4 Approaches to Deal with Vanishing/Exploding Gradients Problems
One of the common problem in deep learning is vanishing gradients problem or exploding gradients problem. It makes hard for lower layers to train. In this post, we will look at what the vanishing and exploding gradients problems are and approaches that alleviate these problems.
The backpropagation algorithm propagates gradients from the output layer to the input layer to minimize the cost function by updating the parameters with the gradients. In neural networks with many layers, it often shows that the gradients become smaller and smaller as the backpropagation goes down to the lower layers. This is called the vanishing gradients problem, and it makes the parameters in the lower layers unchanged or very small updated. This means that the lower layers are not trained well. The opposite problem is called the exploding gradients problem. The gradients get bigger and bigger during the backpropagation, so there are too much updates on the parameters in the lower layers. It makes the model diverge.
Why does the vanishing gradients problem happen?
Before around 2010, it was popular to use a sigmoid function as an activation function and a normal distribution with a mean of 0 and a standard deviation of 1 as a random initialization for parameters. Unfortunately, these approaches show that the variance of the outputs of each layer becomes much greater than the variance of its inputs. As a result, it turns out that the activation function saturates at 0 or 1 at the top layers. This means that the gradient becomes close to 0, and backpropagation begins with the little gradient. It turns out that parameters in the low layers will not be updated.
Approaches to handling the vanishing/exploding gradients problems
1) Initialization
We can alleviate this problem by making the variance of the outputs of each layer to be close to the variance of its inputs.
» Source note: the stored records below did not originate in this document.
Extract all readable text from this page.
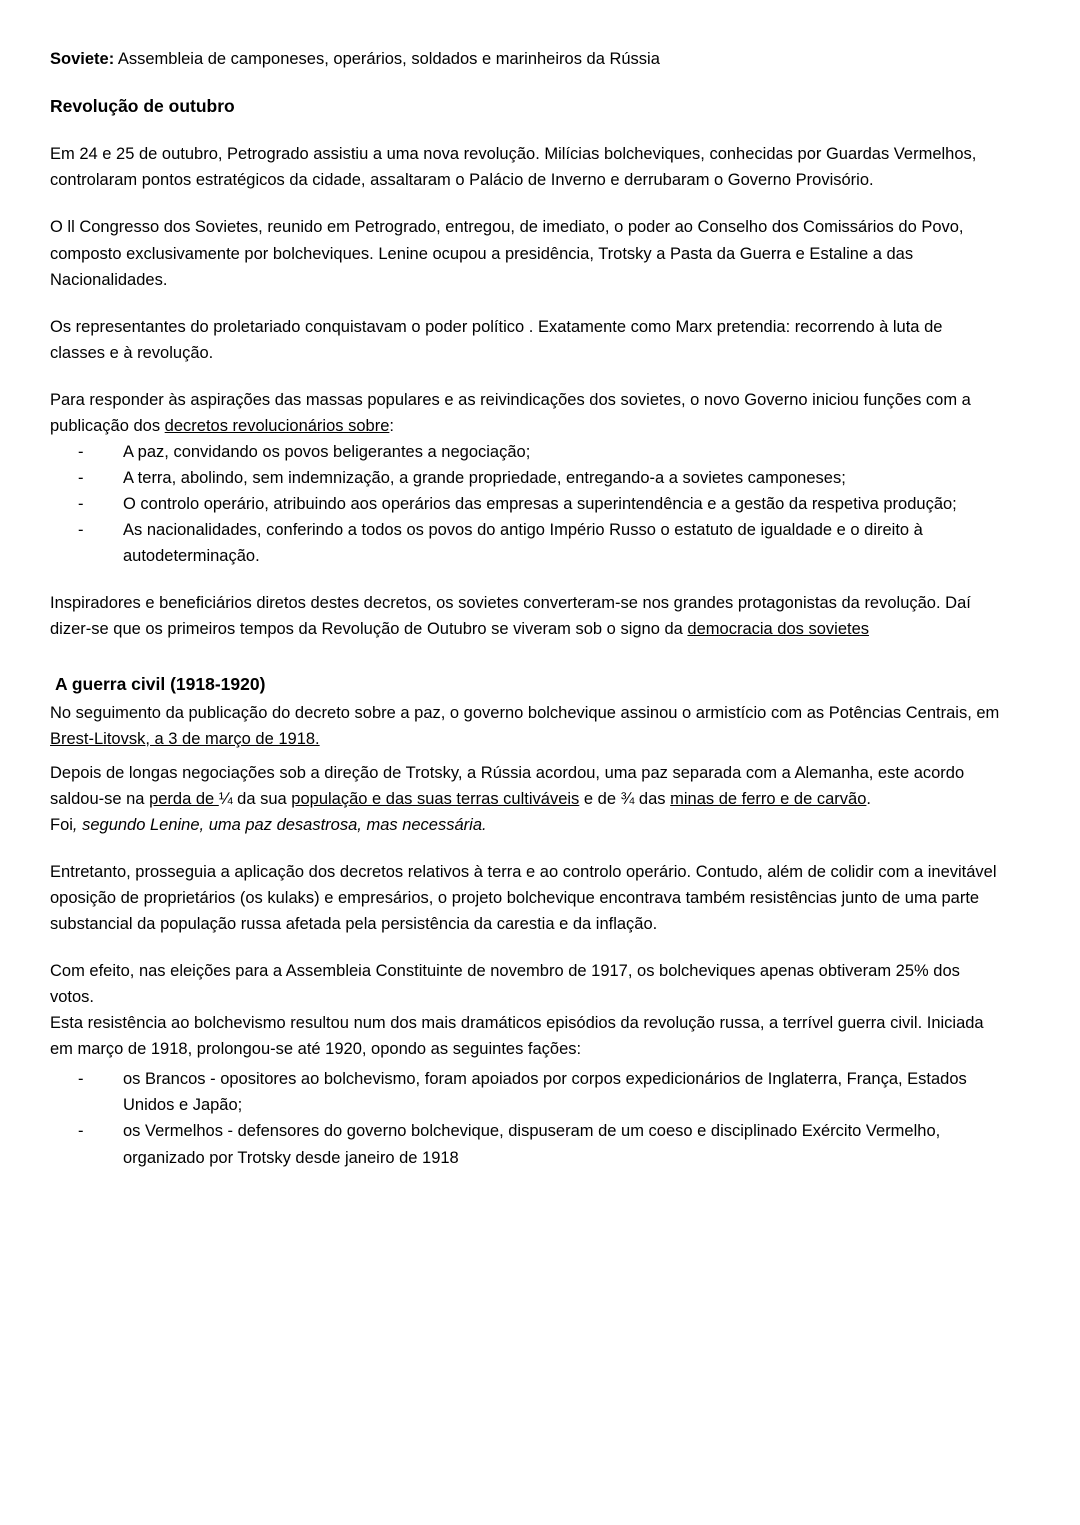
Soviete: Assembleia de camponeses, operários, soldados e marinheiros da Rússia

Revolução de outubro

Em 24 e 25 de outubro, Petrogrado assistiu a uma nova revolução. Milícias bolcheviques, conhecidas por Guardas Vermelhos, controlaram pontos estratégicos da cidade, assaltaram o Palácio de Inverno e derrubaram o Governo Provisório.

O ll Congresso dos Sovietes, reunido em Petrogrado, entregou, de imediato, o poder ao Conselho dos Comissários do Povo, composto exclusivamente por bolcheviques. Lenine ocupou a presidência, Trotsky a Pasta da Guerra e Estaline a das Nacionalidades.

Os representantes do proletariado conquistavam o poder político . Exatamente como Marx pretendia: recorrendo à luta de classes e à revolução.

Para responder às aspirações das massas populares e as reivindicações dos sovietes, o novo Governo iniciou funções com a publicação dos decretos revolucionários sobre:

- A paz, convidando os povos beligerantes a negociação;
- A terra, abolindo, sem indemnização, a grande propriedade, entregando-a a sovietes camponeses;
- O controlo operário, atribuindo aos operários das empresas a superintendência e a gestão da respetiva produção;
- As nacionalidades, conferindo a todos os povos do antigo Império Russo o estatuto de igualdade e o direito à autodeterminação.

Inspiradores e beneficiários diretos destes decretos, os sovietes converteram-se nos grandes protagonistas da revolução. Daí dizer-se que os primeiros tempos da Revolução de Outubro se viveram sob o signo da democracia dos sovietes

A guerra civil (1918-1920)

No seguimento da publicação do decreto sobre a paz, o governo bolchevique assinou o armistício com as Potências Centrais, em Brest-Litovsk, a 3 de março de 1918.

Depois de longas negociações sob a direção de Trotsky, a Rússia acordou, uma paz separada com a Alemanha, este acordo saldou-se na perda de ¼ da sua população e das suas terras cultiváveis e de ¾ das minas de ferro e de carvão.

Foi, segundo Lenine, uma paz desastrosa, mas necessária.

Entretanto, prosseguia a aplicação dos decretos relativos à terra e ao controlo operário. Contudo, além de colidir com a inevitável oposição de proprietários (os kulaks) e empresários, o projeto bolchevique encontrava também resistências junto de uma parte substancial da população russa afetada pela persistência da carestia e da inflação.

Com efeito, nas eleições para a Assembleia Constituinte de novembro de 1917, os bolcheviques apenas obtiveram 25% dos votos.

Esta resistência ao bolchevismo resultou num dos mais dramáticos episódios da revolução russa, a terrível guerra civil. Iniciada em março de 1918, prolongou-se até 1920, opondo as seguintes fações:

- os Brancos - opositores ao bolchevismo, foram apoiados por corpos expedicionários de Inglaterra, França, Estados Unidos e Japão;
- os Vermelhos - defensores do governo bolchevique, dispuseram de um coeso e disciplinado Exército Vermelho, organizado por Trotsky desde janeiro de 1918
Some effective weight initialization approaches have been proposed, and they show good performances. Most popular approaches are Xavier initialization and He initialization.
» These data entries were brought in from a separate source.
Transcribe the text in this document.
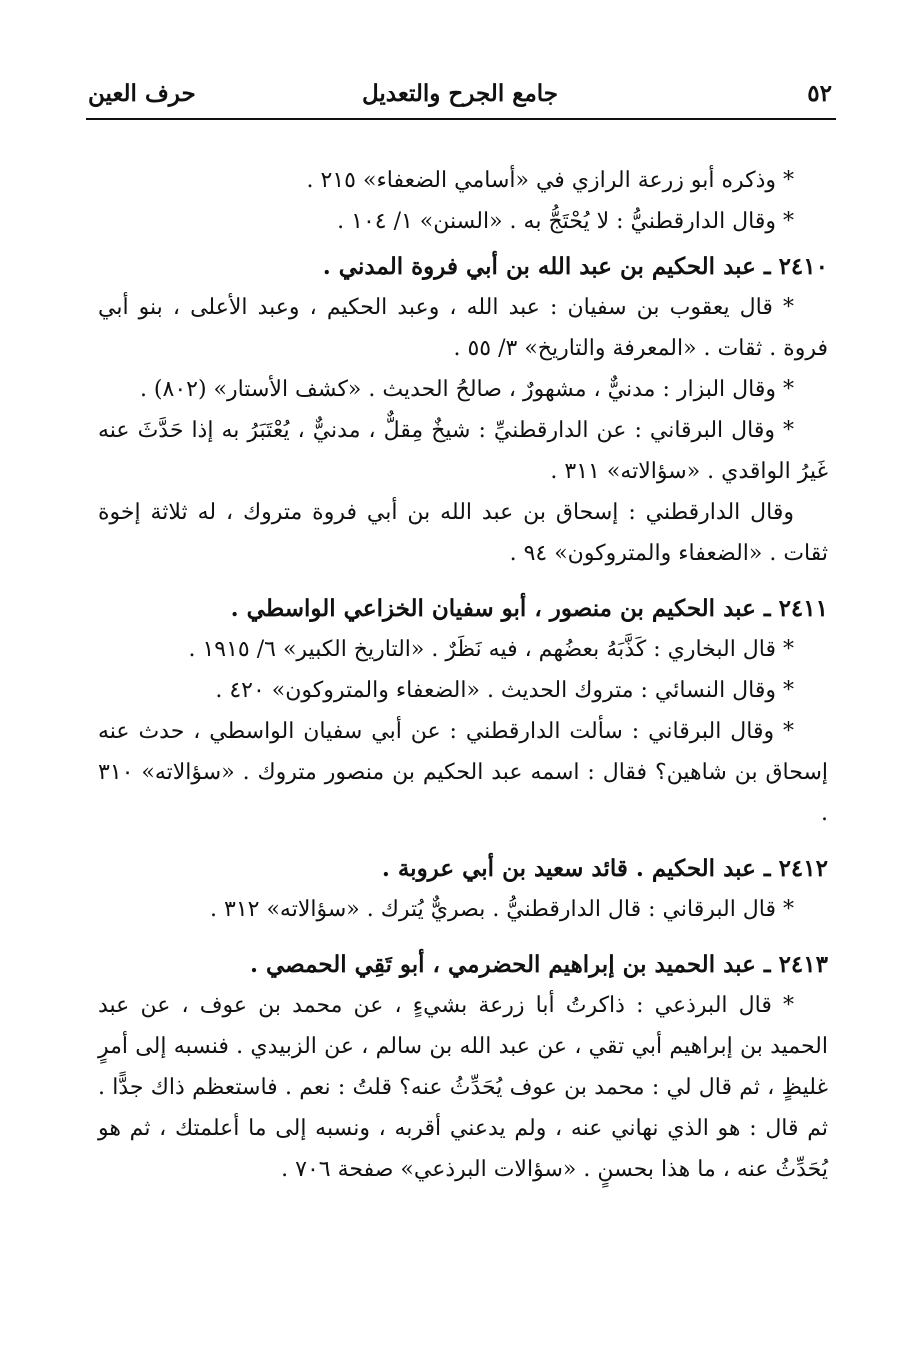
٥٢
جامع الجرح والتعديل
حرف العين

* وذكره أبو زرعة الرازي في «أسامي الضعفاء» ٢١٥ .

* وقال الدارقطنيُّ : لا يُحْتَجُّ به . «السنن» ١/ ١٠٤ .

٢٤١٠ ـ عبد الحكيم بن عبد الله بن أبي فروة المدني .

* قال يعقوب بن سفيان : عبد الله ، وعبد الحكيم ، وعبد الأعلى ، بنو أبي فروة . ثقات . «المعرفة والتاريخ» ٣/ ٥٥ .

* وقال البزار : مدنيٌّ ، مشهورٌ ، صالحُ الحديث . «كشف الأستار» (٨٠٢) .

* وقال البرقاني : عن الدارقطنيِّ : شيخٌ مِقلٌّ ، مدنيٌّ ، يُعْتَبَرُ به إذا حَدَّثَ عنه غَيرُ الواقدي . «سؤالاته» ٣١١ .

وقال الدارقطني : إسحاق بن عبد الله بن أبي فروة متروك ، له ثلاثة إخوة ثقات . «الضعفاء والمتروكون» ٩٤ .

٢٤١١ ـ عبد الحكيم بن منصور ، أبو سفيان الخزاعي الواسطي .

* قال البخاري : كَذَّبَهُ بعضُهم ، فيه نَظَرٌ . «التاريخ الكبير» ٦/ ١٩١٥ .

* وقال النسائي : متروك الحديث . «الضعفاء والمتروكون» ٤٢٠ .

* وقال البرقاني : سألت الدارقطني : عن أبي سفيان الواسطي ، حدث عنه إسحاق بن شاهين؟ فقال : اسمه عبد الحكيم بن منصور متروك . «سؤالاته» ٣١٠ .

٢٤١٢ ـ عبد الحكيم . قائد سعيد بن أبي عروبة .

* قال البرقاني : قال الدارقطنيُّ . بصريٌّ يُترك . «سؤالاته» ٣١٢ .

٢٤١٣ ـ عبد الحميد بن إبراهيم الحضرمي ، أبو تَقِي الحمصي .

* قال البرذعي : ذاكرتُ أبا زرعة بشيءٍ ، عن محمد بن عوف ، عن عبد الحميد بن إبراهيم أبي تقي ، عن عبد الله بن سالم ، عن الزبيدي . فنسبه إلى أمرٍ غليظٍ ، ثم قال لي : محمد بن عوف يُحَدِّثُ عنه؟ قلتُ : نعم . فاستعظم ذاك جدًّا . ثم قال : هو الذي نهاني عنه ، ولم يدعني أقربه ، ونسبه إلى ما أعلمتك ، ثم هو يُحَدِّثُ عنه ، ما هذا بحسنٍ . «سؤالات البرذعي» صفحة ٧٠٦ .
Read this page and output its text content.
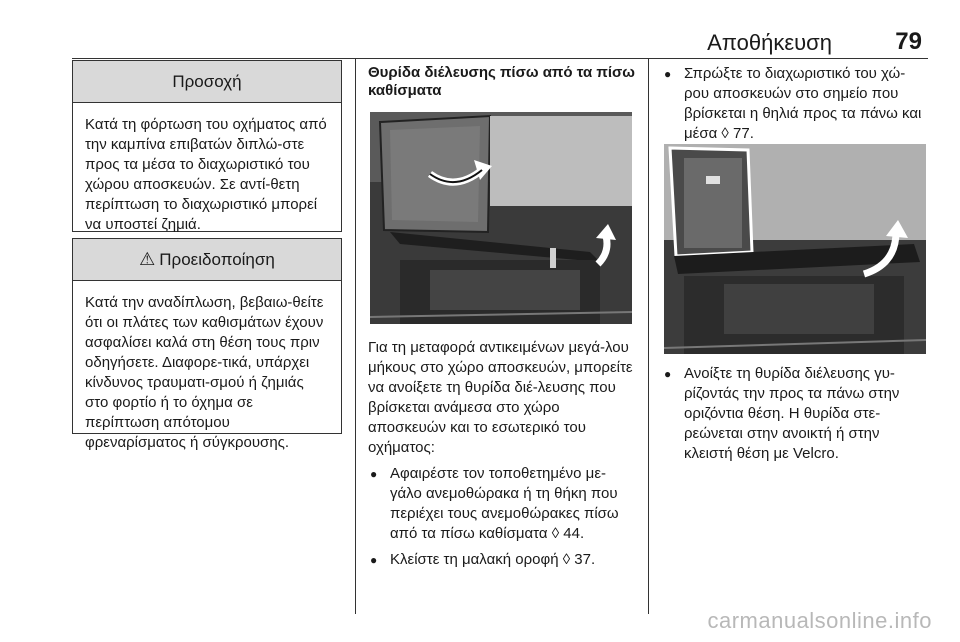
Αποθήκευση	79
Προσοχή
Κατά τη φόρτωση του οχήματος από την καμπίνα επιβατών διπλώ-στε προς τα μέσα το διαχωριστικό του χώρου αποσκευών. Σε αντί-θετη περίπτωση το διαχωριστικό μπορεί να υποστεί ζημιά.
⚠ Προειδοποίηση
Κατά την αναδίπλωση, βεβαιω-θείτε ότι οι πλάτες των καθισμάτων έχουν ασφαλίσει καλά στη θέση τους πριν οδηγήσετε. Διαφορε-τικά, υπάρχει κίνδυνος τραυματι-σμού ή ζημιάς στο φορτίο ή το όχημα σε περίπτωση απότομου φρεναρίσματος ή σύγκρουσης.
Θυρίδα διέλευσης πίσω από τα πίσω καθίσματα
Για τη μεταφορά αντικειμένων μεγά-λου μήκους στο χώρο αποσκευών, μπορείτε να ανοίξετε τη θυρίδα διέ-λευσης που βρίσκεται ανάμεσα στο χώρο αποσκευών και το εσωτερικό του οχήματος:
● Αφαιρέστε τον τοποθετημένο με-γάλο ανεμοθώρακα ή τη θήκη που περιέχει τους ανεμοθώρακες πίσω από τα πίσω καθίσματα ◊ 44.
● Κλείστε τη μαλακή οροφή ◊ 37.
● Σπρώξτε το διαχωριστικό του χώ-ρου αποσκευών στο σημείο που βρίσκεται η θηλιά προς τα πάνω και μέσα ◊ 77.
● Ανοίξτε τη θυρίδα διέλευσης γυ-ρίζοντάς την προς τα πάνω στην οριζόντια θέση. Η θυρίδα στε-ρεώνεται στην ανοικτή ή στην κλειστή θέση με Velcro.
carmanualsonline.info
2) Non-saturating Activation Functions
Using non-saturating activation functions would be a good choice to alleviate this problem. The options could be leaky ReLU, randomized leaky ReLU, parametric leaky ReLU, ELU and more.
3) Batch Normalization
In 2015, a very effective approach (called Batch Normalization) has been proposed to address these problems. This learns the optimal scale and mean of the inputs for each layer. Batch Normalization is placed just before the activation function of each layer. It zero-centers and normalizes the inputs, and then scales and shift the results using two parameters per layer. The model is trained to find optimal values for the scaling and shifting parameters.
4) Gradient Clipping
Dealing with the exploding gradients problem is much easier than the vanishing problem. We can alleviate this problem just by clipping the gradients during backpropagation when they exceed a threshold. This is called Gradient Clipping.